Il faudra bien un jour que ces derniers se posent la question de leur responsabilité sociale. A cet égard, l'interview de Claire Chazal sur TF1, le 18 septembre, qui mobilise plus de 13 millions de télespectateurs, reste un modèle de confusion entre information et communication. On ne peut s'empêcher de se remémorer à la communication de Liliane Bettencourt - sa vie étalée dans Paris Match et en basket à la télévision- orchestrée en 2010 par la même agence Euro RSCG et des équipiers de Stéphane Fouks.

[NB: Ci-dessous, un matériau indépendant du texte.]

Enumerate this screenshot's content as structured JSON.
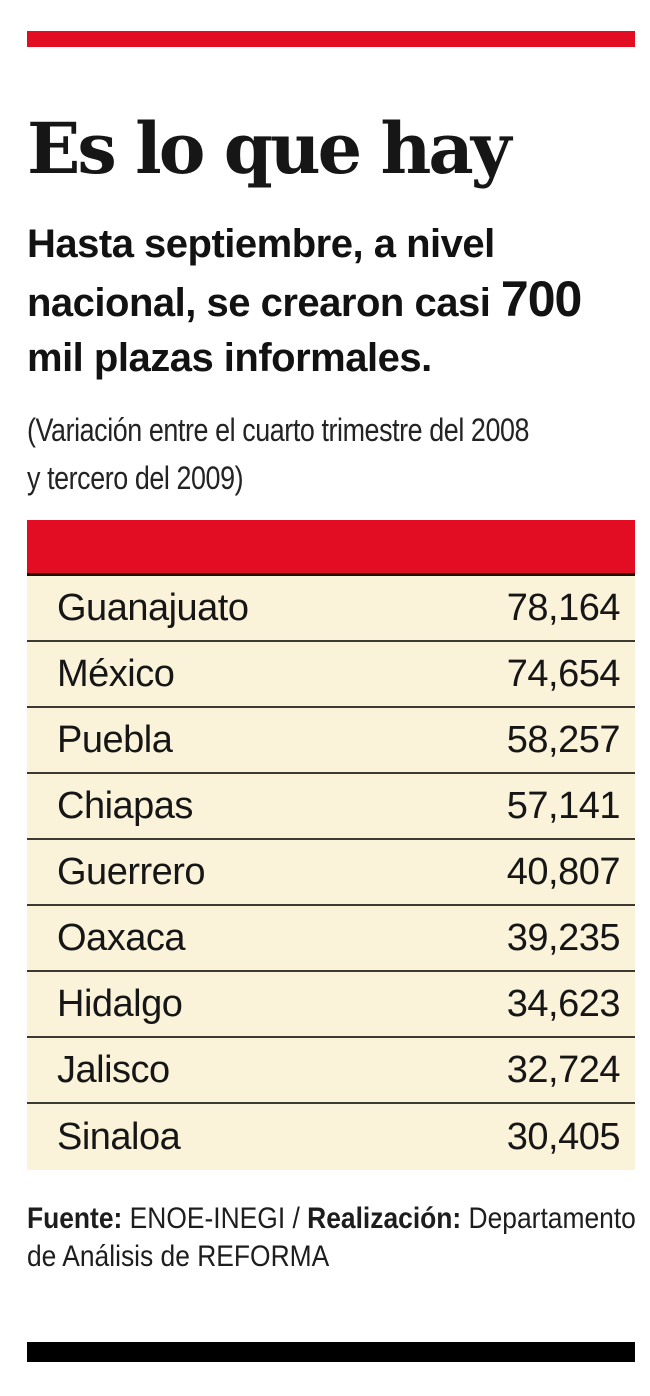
{
  "title": "Es lo que hay",
  "subtitle": {
    "line1": "Hasta septiembre, a nivel",
    "line2a": "nacional, se crearon casi ",
    "line2b": "700",
    "line3": "mil plazas informales."
  },
  "note": {
    "line1": "(Variación entre el cuarto trimestre del 2008",
    "line2": "y tercero del 2009)"
  },
  "table": {
    "rows": [
      {
        "state": "Guanajuato",
        "value": "78,164"
      },
      {
        "state": "México",
        "value": "74,654"
      },
      {
        "state": "Puebla",
        "value": "58,257"
      },
      {
        "state": "Chiapas",
        "value": "57,141"
      },
      {
        "state": "Guerrero",
        "value": "40,807"
      },
      {
        "state": "Oaxaca",
        "value": "39,235"
      },
      {
        "state": "Hidalgo",
        "value": "34,623"
      },
      {
        "state": "Jalisco",
        "value": "32,724"
      },
      {
        "state": "Sinaloa",
        "value": "30,405"
      }
    ]
  },
  "footer": {
    "source_label": "Fuente:",
    "source_text": " ENOE-INEGI / ",
    "credit_label": "Realización:",
    "credit_text_line1": " Departamento",
    "credit_line2": "de Análisis de REFORMA"
  },
  "colors": {
    "accent": "#e20d23",
    "table_bg": "#faf3da",
    "rule": "#3b3b33",
    "bar_black": "#000000"
  },
  "chart_data": {
    "type": "table",
    "title": "Es lo que hay",
    "subtitle": "Hasta septiembre, a nivel nacional, se crearon casi 700 mil plazas informales.",
    "note": "(Variación entre el cuarto trimestre del 2008 y tercero del 2009)",
    "categories": [
      "Guanajuato",
      "México",
      "Puebla",
      "Chiapas",
      "Guerrero",
      "Oaxaca",
      "Hidalgo",
      "Jalisco",
      "Sinaloa"
    ],
    "values": [
      78164,
      74654,
      58257,
      57141,
      40807,
      39235,
      34623,
      32724,
      30405
    ],
    "legend_position": "none",
    "source": "Fuente: ENOE-INEGI / Realización: Departamento de Análisis de REFORMA"
  }
}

Responsabilité sociale et démocratie
«Si la communication politique ne s'interroge par sur sa façon de contribuer à la démocratie, elle court à sa perte et à son rejet, affirme Robert Zarader, président d'Equancy & Co, conseiller à titre bénévole et amical de François Hollande. Il faut clarifier ses objectifs, entre ce qui relève de la séduction et de la persuasion, ce qui relève de la responsabilité et de l'éthique. Les messages politiques doivent faire le pari de l'intelligence, pas du mensonge. Les journalistes et l'opinion savent décrypter les éléments de langage et ne sont plus dupes.»
«Pour notre métier, on sort de cette affaire avec un profond sentiment de malaise, ressent Vincent Lamkin, cofondateur de l'agence Comfluence. Le rôle du communicant n'est pas de jouer l'opacité, la dissimulation pour construire un artefact, mais de faire la pédagogie d'idées et de projets complexes au service de la démocratie et de réussir cette dualité entre l'homme normal que réclame le champ médiatique et l'homme sauveur qu'impose la Ve République.»
«Entre le quinquennat de Nicolas Sarkozy, qui a substitué le signe à l'action, et la pré-campagne de DSK, c'est toujours l'émotion qui parle avant la raison, avec le risque que la communication politique soit perçue comme la perversion ultime de la démocratie, s'inquiète Jean-Christophe Alquier, vice-président de TBWA France. Il faut faire le chemin inverse, défendre que de la raison et de la responsabilité peuvent naitre l'émotion.» Et opposer au cynisme de bon ton l'audace d'une authentique éthique.